Zane sighed. “My reputation as a lothario. He warned me to keep my private life private, but I was foolish and the press wanted a piece of me, and I let them have…all of me.”
“How do you think he would feel about your current…situation if he were alive today?”
Zane gazed up at the overhead light and folded his arms. “I wouldn’t be here if he was still alive.”
“You don’t think that night would’ve happened if he was here?”
Zane smirked. “Course it wouldn’t have.”
“Why not?”
Zane leaned over the table, and Quinn retreated and pressed his back into his chair. “He wouldn’t have wanted me to be here, but now he’s dead, it doesn’t matter. I’m in this room because I want to be here.”
“You volunteered—”
“I’m not talking about the study, I’m talking about here. In this building. In this wing. In this room. I want to be here, so I’m here.”
“You’re here because you killed two people. Danny and Jessica Saunders. Friends of your dad’s.”
Zane hummed. “Exactly.”
“How do you think your dad would’ve felt about that?”
“I doubt he would’ve liked it much, but if he was here…if I could speak to him right now, I think I could talk him round to my way of thinking. I think I could make him understand.”
Quinn bit his lip. “Understand what?”
“Why I made the choices I made that led to me being here, sat this side of the desk, answering your questions.” He smiled toothily. “Right now, I don’t regret any of them.”
“But sometimes you do?”
Zane’s smile faded. “Sometimes.”
“Because you feel guilt? Remorse?”
“No. Because it gets boring in here.”
Quinn nodded. “Did your father ever…remarry?”

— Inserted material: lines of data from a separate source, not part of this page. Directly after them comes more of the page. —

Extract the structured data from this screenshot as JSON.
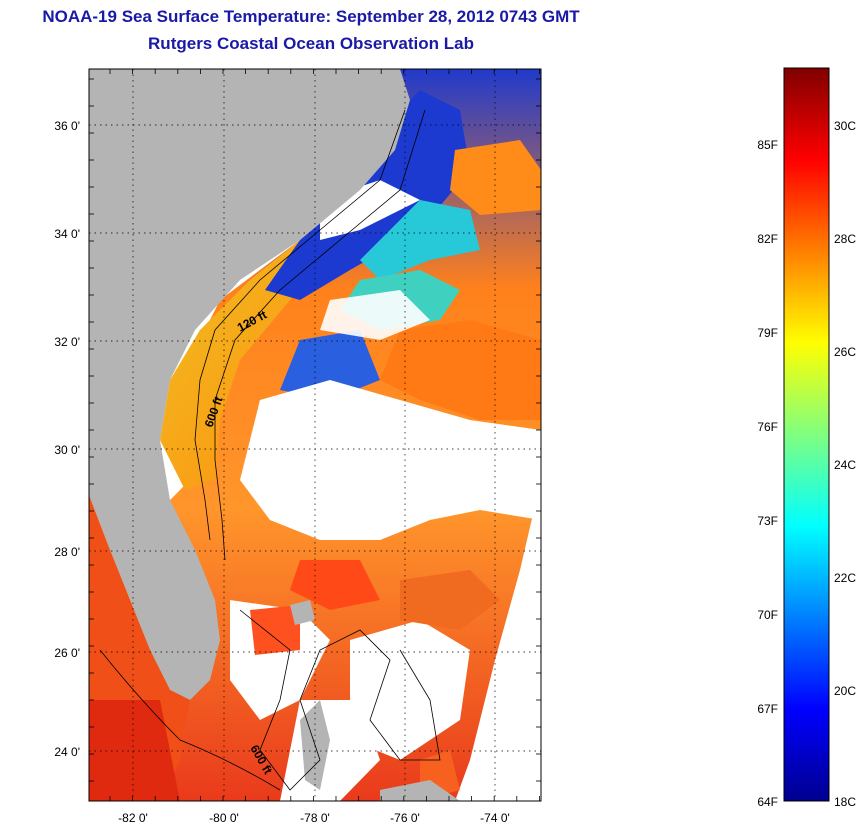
{
  "header": {
    "title": "NOAA-19 Sea Surface Temperature:  September 28, 2012 0743 GMT",
    "subtitle": "Rutgers Coastal Ocean Observation Lab"
  },
  "map": {
    "lat_ticks": [
      "36 0'",
      "34 0'",
      "32 0'",
      "30 0'",
      "28 0'",
      "26 0'",
      "24 0'"
    ],
    "lon_ticks": [
      "-82 0'",
      "-80 0'",
      "-78 0'",
      "-76 0'",
      "-74 0'"
    ],
    "lat_range": [
      23.0,
      37.0
    ],
    "lon_range": [
      -83.0,
      -73.0
    ],
    "contour_labels": [
      "120 ft",
      "600 ft",
      "600 ft"
    ],
    "colors": {
      "land": "#b4b4b4",
      "cloud": "#ffffff"
    }
  },
  "colorbar": {
    "fahrenheit_labels": [
      "85F",
      "82F",
      "79F",
      "76F",
      "73F",
      "70F",
      "67F",
      "64F"
    ],
    "celsius_labels": [
      "30C",
      "28C",
      "26C",
      "24C",
      "22C",
      "20C",
      "18C"
    ],
    "range_c": [
      18,
      31.3
    ],
    "colormap": "jet"
  }
}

“No, he had plenty of girlfriends, but I saw them for what they were.”
“And what were they?”
“Gold diggers. When you’re a billionaire, a known billionaire, they hover around like flies near a carcass. He’d give in to a particularly pretty looking fly, or an energetic one, or a flexible one.” Zane smirked. “But they were only there for the money, and they didn’t interact with me.”
“Did you want them to?”
“Hell no.”
“Did you feel sad for your dad about these women using him?”
Zane shook his head. “Maybe I would’ve if he’d loved them, but he didn’t. He only ever loved my mother, and she left him with no explanation. He never got over that, and any woman he dated was purely for physical reasons, but I knew he was lonely. Even with me there too, he was lonely. He missed her.” Zane grimaced. “I’ll never understand that.”
“What?”
“Loving someone like that, unable to move on. It’s the one thing I didn’t like about my dad. I found it kind of pathetic.”
Quinn blinked. He’d paused his pencil, hesitating to write the word pathetic. He lifted his gaze, and Zane was watching him. It was a calculating look. He squinted slightly.